Spain beset again by Jihadi terrorism
August 24, 2017 in Spain, TerrorismSpain suffered last Thursday 17 August the largest terrorist attack since 11-M, which left 192 dead and 2,057 injured. A double attack shook the cities of Barcelona and Cambrils (Tarragona).
The first attack took place at 16:50 on La Rambla, Barcelona’s most tourist and commercial street. A van hurled itself against the pedestrians and ran for 500 meters running over in a zigzag. The driver and author of the attack, Younes Abouyaaqoub, fled through La Boqueria market, whose multiple entrances and exits served him to sneak out and remain on the run until Monday, when he was discovered thanks to citizen collaboration in an area of vineyards in Subirats, where he was shot down by the police after pouncing on them with a false explosive vest.
The second attack occurred at one in the morning in the town of Cambrils, Tarragona. A car with five people escaped a police control, running over six civilians and wounding a policeman; the occupants then left the vehicle to continue their slaughter using knives, an axe and wearing fake explosive vests, but four of them were instantly shot down by the police, while the fifth ran part of the boardwalk stabbing several passers-by before being dejected.

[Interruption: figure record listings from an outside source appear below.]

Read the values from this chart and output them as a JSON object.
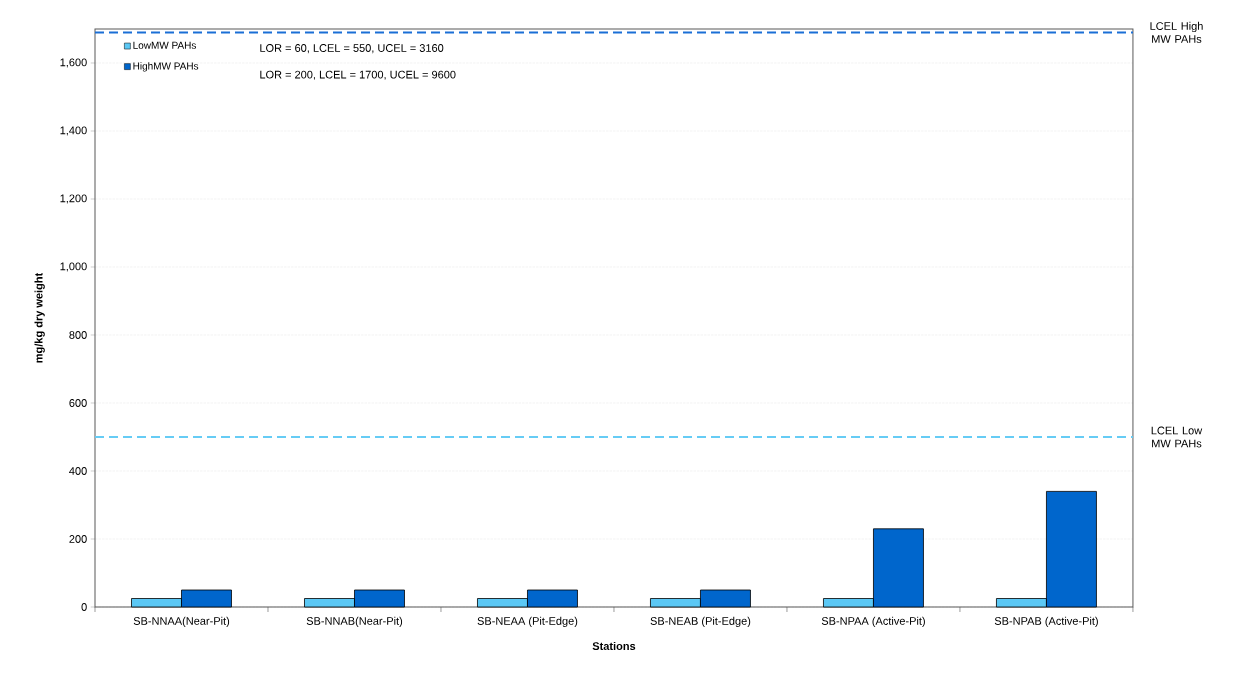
{
  "chart_data": {
    "type": "bar",
    "xlabel": "Stations",
    "ylabel": "mg/kg dry weight",
    "categories": [
      "SB-NNAA(Near-Pit)",
      "SB-NNAB(Near-Pit)",
      "SB-NEAA (Pit-Edge)",
      "SB-NEAB (Pit-Edge)",
      "SB-NPAA (Active-Pit)",
      "SB-NPAB (Active-Pit)"
    ],
    "series": [
      {
        "name": "LowMW PAHs",
        "color": "#5bc8f5",
        "values": [
          25,
          25,
          25,
          25,
          25,
          25
        ]
      },
      {
        "name": "HighMW PAHs",
        "color": "#0066cc",
        "values": [
          50,
          50,
          50,
          50,
          230,
          340
        ]
      }
    ],
    "ylim": [
      0,
      1700
    ],
    "yticks": [
      0,
      200,
      400,
      600,
      800,
      {
        "value": 1000,
        "label": "1,000"
      },
      {
        "value": 1200,
        "label": "1,200"
      },
      {
        "value": 1400,
        "label": "1,400"
      },
      {
        "value": 1600,
        "label": "1,600"
      }
    ],
    "grid": "y",
    "legend": "top left",
    "annotations": [
      "LOR = 60, LCEL = 550, UCEL = 3160",
      "LOR = 200, LCEL = 1700, UCEL = 9600"
    ],
    "ref_lines": [
      {
        "axis": "y",
        "value": 500,
        "label": "LCEL Low MW PAHs",
        "color": "#66ccf5",
        "line_style": "dashed"
      },
      {
        "axis": "y",
        "value": 1690,
        "label": "LCEL High MW PAHs",
        "color": "#1a6fd6",
        "line_style": "dashed"
      }
    ]
  }
}
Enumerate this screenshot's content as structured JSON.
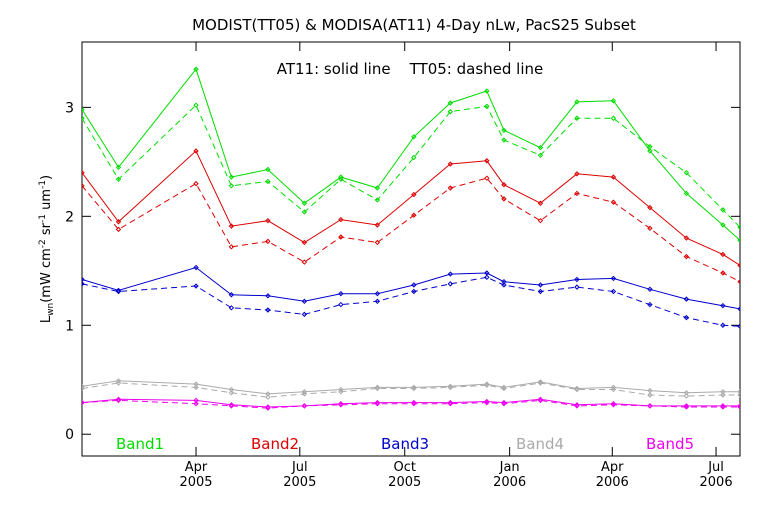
{
  "chart_data": {
    "type": "line",
    "title": "MODIST(TT05) & MODISA(AT11) 4-Day nLw, PacS25 Subset",
    "annotation": "AT11: solid line    TT05: dashed line",
    "ylabel_main": "L",
    "ylabel_sub": "wn",
    "ylabel_units_a": "(mW cm",
    "ylabel_units_exp1": "-2",
    "ylabel_units_b": " sr",
    "ylabel_units_exp2": "-1",
    "ylabel_units_c": " um",
    "ylabel_units_exp3": "-1",
    "ylabel_units_d": ")",
    "ylim": [
      -0.2,
      3.6
    ],
    "yticks": [
      {
        "v": 0,
        "label": "0"
      },
      {
        "v": 1,
        "label": "1"
      },
      {
        "v": 2,
        "label": "2"
      },
      {
        "v": 3,
        "label": "3"
      }
    ],
    "xlim": [
      "2004-12-22",
      "2006-07-22"
    ],
    "xticks": [
      {
        "date": "2005-04-01",
        "label1": "Apr",
        "label2": "2005"
      },
      {
        "date": "2005-07-01",
        "label1": "Jul",
        "label2": "2005"
      },
      {
        "date": "2005-10-01",
        "label1": "Oct",
        "label2": "2005"
      },
      {
        "date": "2006-01-01",
        "label1": "Jan",
        "label2": "2006"
      },
      {
        "date": "2006-04-01",
        "label1": "Apr",
        "label2": "2006"
      },
      {
        "date": "2006-07-01",
        "label1": "Jul",
        "label2": "2006"
      }
    ],
    "x_dates": [
      "2004-12-22",
      "2005-01-23",
      "2005-04-01",
      "2005-05-02",
      "2005-06-03",
      "2005-07-05",
      "2005-08-06",
      "2005-09-07",
      "2005-10-09",
      "2005-11-10",
      "2005-12-12",
      "2005-12-27",
      "2006-01-28",
      "2006-03-01",
      "2006-04-02",
      "2006-05-04",
      "2006-06-05",
      "2006-07-07",
      "2006-07-22"
    ],
    "bands": [
      {
        "name": "Band1",
        "color": "#00dd00",
        "at11": [
          2.98,
          2.45,
          3.35,
          2.36,
          2.43,
          2.12,
          2.36,
          2.26,
          2.73,
          3.04,
          3.15,
          2.79,
          2.63,
          3.05,
          3.06,
          2.6,
          2.21,
          1.92,
          1.78
        ],
        "tt05": [
          2.9,
          2.34,
          3.02,
          2.28,
          2.32,
          2.04,
          2.34,
          2.15,
          2.54,
          2.96,
          3.01,
          2.7,
          2.56,
          2.9,
          2.9,
          2.64,
          2.4,
          2.06,
          1.9
        ]
      },
      {
        "name": "Band2",
        "color": "#dd0000",
        "at11": [
          2.4,
          1.95,
          2.6,
          1.91,
          1.96,
          1.76,
          1.97,
          1.92,
          2.2,
          2.48,
          2.51,
          2.29,
          2.12,
          2.39,
          2.36,
          2.08,
          1.8,
          1.65,
          1.55
        ],
        "tt05": [
          2.28,
          1.88,
          2.3,
          1.72,
          1.77,
          1.58,
          1.81,
          1.76,
          2.01,
          2.26,
          2.35,
          2.16,
          1.96,
          2.21,
          2.13,
          1.89,
          1.63,
          1.48,
          1.4
        ]
      },
      {
        "name": "Band3",
        "color": "#0000cc",
        "at11": [
          1.42,
          1.32,
          1.53,
          1.28,
          1.27,
          1.22,
          1.29,
          1.29,
          1.37,
          1.47,
          1.48,
          1.4,
          1.37,
          1.42,
          1.43,
          1.33,
          1.24,
          1.18,
          1.15
        ],
        "tt05": [
          1.38,
          1.31,
          1.36,
          1.16,
          1.14,
          1.1,
          1.19,
          1.22,
          1.31,
          1.38,
          1.44,
          1.37,
          1.31,
          1.35,
          1.31,
          1.19,
          1.07,
          1.0,
          0.99
        ]
      },
      {
        "name": "Band4",
        "color": "#aaaaaa",
        "at11": [
          0.44,
          0.49,
          0.46,
          0.41,
          0.37,
          0.39,
          0.41,
          0.43,
          0.43,
          0.44,
          0.46,
          0.43,
          0.48,
          0.42,
          0.43,
          0.4,
          0.38,
          0.39,
          0.39
        ],
        "tt05": [
          0.42,
          0.47,
          0.43,
          0.38,
          0.34,
          0.37,
          0.39,
          0.42,
          0.42,
          0.43,
          0.45,
          0.42,
          0.47,
          0.41,
          0.41,
          0.36,
          0.35,
          0.36,
          0.36
        ]
      },
      {
        "name": "Band5",
        "color": "#ee00ee",
        "at11": [
          0.29,
          0.32,
          0.31,
          0.27,
          0.25,
          0.26,
          0.28,
          0.29,
          0.29,
          0.29,
          0.3,
          0.29,
          0.32,
          0.27,
          0.28,
          0.26,
          0.26,
          0.26,
          0.26
        ],
        "tt05": [
          0.29,
          0.31,
          0.28,
          0.26,
          0.24,
          0.26,
          0.27,
          0.28,
          0.28,
          0.28,
          0.29,
          0.28,
          0.31,
          0.26,
          0.27,
          0.26,
          0.25,
          0.25,
          0.25
        ]
      }
    ]
  }
}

The attacks have resulted in the death of 15 people and more than a hundred wounded. Among the dead are six Spanish citizens, three Italians, two Portuguese, one American, one Belgian, one Canadian and one Australian. Among the wounded are citizens of 34 nationalities from different parts of the globe. The events have been linked to an explosion that occurred in the early hours of Wednesday to Thursday in the town of Alcanar, Tarragona, in which a house was destroyed and later it was discovered that the cause was the accidental explosion of 120 gas bottles the terrorists were going to use as an explosive to attack the basilica of the Sagrada Familia in Barcelona.
The police investigation determined that the attacks were linked to each other and were planned by a terrorist cell composed of 12 people, which has been dismantled this week. Four terrorists are in detention, five died in Cambrils, the author of the Barcelona attack died in Subirats, and two bodies were found among the debris of the Alcanar house.
The Islamic State claimed responsibility for both attacks on the same day, and the investigation points to the imam of the Ripoll mosque, Abdelbaki Es Satty, who died in Alcanar, as the ideologue of the attacks and the culprit of radicalizing the other members of the cell, all young people between 17 and 34 years. Es Satty had already gone through prison for drug trafficking and had friends involved in the 11-M bombings in Madrid. The imam gathered the youths he considered most prone to radicalization outside the mosque, and shortly before the bombings disappeared altogether.
With the death of Younes Abouyaaqoub and the dismantling of the terrorist cell, the most urgent tasks of the anti-terrorist unit are put to an end, but the police keep the investigation open, as there are many questions surrounding the case. Among them, the reason why Abouyaaqoub went to the town of Subirats, where he was seen whistling near a house in which formerly lived a family of Moroccan origin; a trip to Paris carried out by four members of the cell five days before the attacks, or the reason why no one noticed that they were occupying the house of Alcanar, seized by a bank, and that served as the place to prepare the attacks.
Condolences to the largest terrorist attack in Spain since 11-M came from all over the world, Donald Trump, Barack Obama, Theresa May, Angela Merkel, Enrique Peña Nieto, Emmanuel Macron, Pope Francis, Justin Trudeau, Vladimir Putin, the King of Morocco, Mohamed VI, and many others sent their condolences to the victims of the attacks, which follow the trail of other attacks in other European cities such as Berlin, London, Nice, Paris or Stockholm, and whose victims belong to nationalities from all over the world, which has made Barcelona the world capital against terrorism.